In the British Medical Journal, Brian Deer provides extraordinary detail of the extent of fraud in Andrew Wakefield's paper, which, at the behest of trial lawyers, created a gigantic anti-vaccine scare that persists to this day, with untold numbers of measles cases resulting. Can you imagine the fuss if a doctor paid by a pharmaceutical company falsified study results for the profit of that corporation with adverse health effects? No signs of any class actions against trial lawyers or Robert F. Kennedy, Jr., though.
The Lancet paper was a case series of 12 child patients; it reported a proposed "new syndrome" of enterocolitis and regressive autism and associated this with MMR as an "apparent precipitating event." But in fact:
- Three of nine children reported with regressive autism did not have autism diagnosed at all.
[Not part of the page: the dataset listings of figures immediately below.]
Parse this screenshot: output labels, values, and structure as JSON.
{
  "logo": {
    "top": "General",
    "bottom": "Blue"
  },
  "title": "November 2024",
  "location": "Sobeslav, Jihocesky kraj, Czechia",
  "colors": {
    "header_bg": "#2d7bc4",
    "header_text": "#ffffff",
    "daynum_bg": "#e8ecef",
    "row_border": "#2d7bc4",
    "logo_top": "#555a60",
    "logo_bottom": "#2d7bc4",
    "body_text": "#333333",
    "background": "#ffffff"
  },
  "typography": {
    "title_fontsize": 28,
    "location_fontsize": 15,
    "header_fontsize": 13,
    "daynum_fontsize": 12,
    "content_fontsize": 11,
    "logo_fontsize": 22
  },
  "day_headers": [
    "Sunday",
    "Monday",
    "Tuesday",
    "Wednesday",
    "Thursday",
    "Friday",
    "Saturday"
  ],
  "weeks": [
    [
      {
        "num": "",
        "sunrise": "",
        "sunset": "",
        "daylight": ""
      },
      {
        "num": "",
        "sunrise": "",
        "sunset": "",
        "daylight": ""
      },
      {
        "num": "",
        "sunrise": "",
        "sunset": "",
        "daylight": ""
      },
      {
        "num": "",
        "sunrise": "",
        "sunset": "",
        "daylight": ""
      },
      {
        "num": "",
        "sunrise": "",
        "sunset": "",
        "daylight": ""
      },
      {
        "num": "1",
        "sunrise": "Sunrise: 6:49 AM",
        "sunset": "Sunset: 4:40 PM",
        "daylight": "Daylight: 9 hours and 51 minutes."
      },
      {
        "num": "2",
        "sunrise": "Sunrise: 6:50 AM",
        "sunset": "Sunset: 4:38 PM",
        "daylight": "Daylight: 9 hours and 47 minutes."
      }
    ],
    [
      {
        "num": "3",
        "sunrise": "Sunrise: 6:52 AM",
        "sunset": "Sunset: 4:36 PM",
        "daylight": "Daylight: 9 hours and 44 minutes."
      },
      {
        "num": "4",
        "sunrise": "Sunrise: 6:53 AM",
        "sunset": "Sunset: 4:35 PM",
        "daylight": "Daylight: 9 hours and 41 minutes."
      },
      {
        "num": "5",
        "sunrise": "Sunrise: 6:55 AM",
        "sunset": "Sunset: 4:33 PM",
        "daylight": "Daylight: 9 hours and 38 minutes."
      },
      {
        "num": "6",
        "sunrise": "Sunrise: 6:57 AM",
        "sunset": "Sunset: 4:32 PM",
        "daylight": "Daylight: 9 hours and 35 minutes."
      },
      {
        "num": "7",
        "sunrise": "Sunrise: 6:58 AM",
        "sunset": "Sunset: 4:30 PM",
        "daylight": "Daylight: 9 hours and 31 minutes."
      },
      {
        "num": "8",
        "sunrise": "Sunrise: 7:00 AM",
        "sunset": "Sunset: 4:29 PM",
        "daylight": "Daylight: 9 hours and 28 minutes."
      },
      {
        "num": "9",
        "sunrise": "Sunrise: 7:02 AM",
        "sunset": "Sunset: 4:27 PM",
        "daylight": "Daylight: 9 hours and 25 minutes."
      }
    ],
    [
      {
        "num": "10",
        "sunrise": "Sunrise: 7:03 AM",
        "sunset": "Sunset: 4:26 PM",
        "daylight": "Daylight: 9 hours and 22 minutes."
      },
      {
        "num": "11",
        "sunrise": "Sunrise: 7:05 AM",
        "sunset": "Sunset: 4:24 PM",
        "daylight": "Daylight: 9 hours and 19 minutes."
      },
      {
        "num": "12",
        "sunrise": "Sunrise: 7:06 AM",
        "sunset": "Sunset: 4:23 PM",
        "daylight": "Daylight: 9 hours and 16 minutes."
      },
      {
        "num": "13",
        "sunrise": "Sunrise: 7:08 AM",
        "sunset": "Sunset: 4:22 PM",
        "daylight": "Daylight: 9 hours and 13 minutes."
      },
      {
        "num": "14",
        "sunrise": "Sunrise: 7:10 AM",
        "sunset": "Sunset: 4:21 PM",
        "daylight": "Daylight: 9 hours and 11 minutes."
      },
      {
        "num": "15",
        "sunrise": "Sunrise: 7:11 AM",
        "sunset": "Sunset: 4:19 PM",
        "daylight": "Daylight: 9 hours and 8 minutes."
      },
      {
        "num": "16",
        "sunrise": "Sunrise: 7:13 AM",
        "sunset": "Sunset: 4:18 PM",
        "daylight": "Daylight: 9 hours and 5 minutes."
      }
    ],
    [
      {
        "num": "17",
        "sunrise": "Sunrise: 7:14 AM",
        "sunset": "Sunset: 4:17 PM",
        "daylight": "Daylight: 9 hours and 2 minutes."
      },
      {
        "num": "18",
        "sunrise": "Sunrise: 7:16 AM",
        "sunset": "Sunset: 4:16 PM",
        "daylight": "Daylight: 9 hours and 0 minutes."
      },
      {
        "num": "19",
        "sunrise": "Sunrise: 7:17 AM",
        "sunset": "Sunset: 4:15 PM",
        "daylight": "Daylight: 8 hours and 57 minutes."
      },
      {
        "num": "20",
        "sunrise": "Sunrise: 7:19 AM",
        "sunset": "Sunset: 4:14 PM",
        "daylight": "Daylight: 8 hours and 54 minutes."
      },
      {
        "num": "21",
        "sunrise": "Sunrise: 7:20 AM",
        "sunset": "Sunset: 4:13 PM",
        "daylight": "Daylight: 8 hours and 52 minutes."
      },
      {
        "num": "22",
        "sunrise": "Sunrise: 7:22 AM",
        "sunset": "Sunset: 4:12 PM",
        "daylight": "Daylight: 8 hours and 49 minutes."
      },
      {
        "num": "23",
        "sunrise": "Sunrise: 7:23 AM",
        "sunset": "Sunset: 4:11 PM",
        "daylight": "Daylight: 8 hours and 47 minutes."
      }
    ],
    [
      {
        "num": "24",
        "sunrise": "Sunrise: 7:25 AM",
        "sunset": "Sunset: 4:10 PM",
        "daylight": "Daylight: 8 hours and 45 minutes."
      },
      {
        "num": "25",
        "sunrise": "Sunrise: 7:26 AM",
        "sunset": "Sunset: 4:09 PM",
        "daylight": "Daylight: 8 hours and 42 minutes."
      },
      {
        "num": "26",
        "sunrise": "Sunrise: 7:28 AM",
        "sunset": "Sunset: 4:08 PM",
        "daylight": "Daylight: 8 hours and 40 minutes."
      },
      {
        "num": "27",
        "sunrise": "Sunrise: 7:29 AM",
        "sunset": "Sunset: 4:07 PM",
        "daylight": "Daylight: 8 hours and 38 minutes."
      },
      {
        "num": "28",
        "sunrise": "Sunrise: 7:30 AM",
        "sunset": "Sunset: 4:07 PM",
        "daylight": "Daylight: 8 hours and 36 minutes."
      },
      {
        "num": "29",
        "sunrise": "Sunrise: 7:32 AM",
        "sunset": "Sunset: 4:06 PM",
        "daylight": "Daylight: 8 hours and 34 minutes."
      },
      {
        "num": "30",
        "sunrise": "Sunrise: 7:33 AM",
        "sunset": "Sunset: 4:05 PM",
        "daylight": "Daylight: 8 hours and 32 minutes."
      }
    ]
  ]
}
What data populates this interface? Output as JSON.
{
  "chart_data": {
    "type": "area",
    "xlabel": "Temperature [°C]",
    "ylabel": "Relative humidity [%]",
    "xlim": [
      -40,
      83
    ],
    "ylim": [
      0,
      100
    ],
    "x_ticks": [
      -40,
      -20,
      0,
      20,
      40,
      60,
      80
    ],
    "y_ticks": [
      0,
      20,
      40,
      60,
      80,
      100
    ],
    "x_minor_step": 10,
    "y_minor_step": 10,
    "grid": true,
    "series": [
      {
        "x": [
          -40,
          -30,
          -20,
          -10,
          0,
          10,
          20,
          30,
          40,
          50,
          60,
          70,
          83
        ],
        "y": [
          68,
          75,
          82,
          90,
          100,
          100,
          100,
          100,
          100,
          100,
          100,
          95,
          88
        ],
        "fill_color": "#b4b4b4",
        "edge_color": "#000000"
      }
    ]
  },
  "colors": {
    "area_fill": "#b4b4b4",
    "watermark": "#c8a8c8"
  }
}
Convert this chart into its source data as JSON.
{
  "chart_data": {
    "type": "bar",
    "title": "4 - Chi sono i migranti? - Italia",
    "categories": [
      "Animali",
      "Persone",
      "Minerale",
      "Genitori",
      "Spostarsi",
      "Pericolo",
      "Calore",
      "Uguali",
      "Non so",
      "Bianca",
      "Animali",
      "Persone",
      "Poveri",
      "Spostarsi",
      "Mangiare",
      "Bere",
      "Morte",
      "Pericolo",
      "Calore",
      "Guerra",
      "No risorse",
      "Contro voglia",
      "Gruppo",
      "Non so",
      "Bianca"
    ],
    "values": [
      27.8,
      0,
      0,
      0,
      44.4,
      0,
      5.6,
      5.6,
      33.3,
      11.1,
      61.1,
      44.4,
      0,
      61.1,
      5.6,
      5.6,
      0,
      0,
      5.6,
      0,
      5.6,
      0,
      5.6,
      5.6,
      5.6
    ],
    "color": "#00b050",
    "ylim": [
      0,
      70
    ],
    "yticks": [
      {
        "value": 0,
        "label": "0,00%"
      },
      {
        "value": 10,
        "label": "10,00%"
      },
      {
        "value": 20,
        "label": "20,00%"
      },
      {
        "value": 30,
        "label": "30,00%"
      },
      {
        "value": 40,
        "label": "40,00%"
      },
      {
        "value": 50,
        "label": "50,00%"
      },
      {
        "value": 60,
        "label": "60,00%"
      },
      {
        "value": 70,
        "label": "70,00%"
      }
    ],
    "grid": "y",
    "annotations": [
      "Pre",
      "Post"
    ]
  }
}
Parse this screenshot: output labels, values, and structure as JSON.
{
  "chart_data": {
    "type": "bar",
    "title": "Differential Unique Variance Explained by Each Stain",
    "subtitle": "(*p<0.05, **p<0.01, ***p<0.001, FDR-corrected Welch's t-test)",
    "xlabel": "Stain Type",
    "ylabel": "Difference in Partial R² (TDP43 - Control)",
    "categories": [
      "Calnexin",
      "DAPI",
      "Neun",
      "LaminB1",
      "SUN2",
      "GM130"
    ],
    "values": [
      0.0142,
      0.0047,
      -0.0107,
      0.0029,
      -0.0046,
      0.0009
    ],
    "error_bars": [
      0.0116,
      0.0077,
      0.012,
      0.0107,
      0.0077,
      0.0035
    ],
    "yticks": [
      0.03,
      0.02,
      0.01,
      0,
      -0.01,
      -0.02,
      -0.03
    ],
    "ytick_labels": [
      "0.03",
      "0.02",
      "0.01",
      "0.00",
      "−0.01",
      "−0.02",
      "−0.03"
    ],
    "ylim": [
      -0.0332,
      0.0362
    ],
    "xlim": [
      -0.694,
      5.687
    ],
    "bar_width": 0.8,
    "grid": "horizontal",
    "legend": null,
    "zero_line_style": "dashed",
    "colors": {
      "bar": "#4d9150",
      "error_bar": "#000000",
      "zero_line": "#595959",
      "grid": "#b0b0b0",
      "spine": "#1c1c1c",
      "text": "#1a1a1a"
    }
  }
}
Only one child clearly had regressive autism
- Despite the paper claiming that all 12 children were "previously normal," five had documented pre-existing developmental concerns
- Some children were reported to have experienced first behavioural symptoms within days of MMR, but the records documented these as starting some months after vaccination
- In nine cases, unremarkable colonic histopathology results--noting no or minimal fluctuations in inflammatory cell populations--were changed after a medical school "research review" to "non-specific colitis"
- The parents of eight children were reported as blaming MMR, but 11 families made this allegation at the hospital. The exclusion of three allegations--all giving times to onset of problems in months--helped to create the appearance of a 14 day temporal link
- Patients were recruited through anti-MMR campaigners, and the study was commissioned and funded for planned litigation.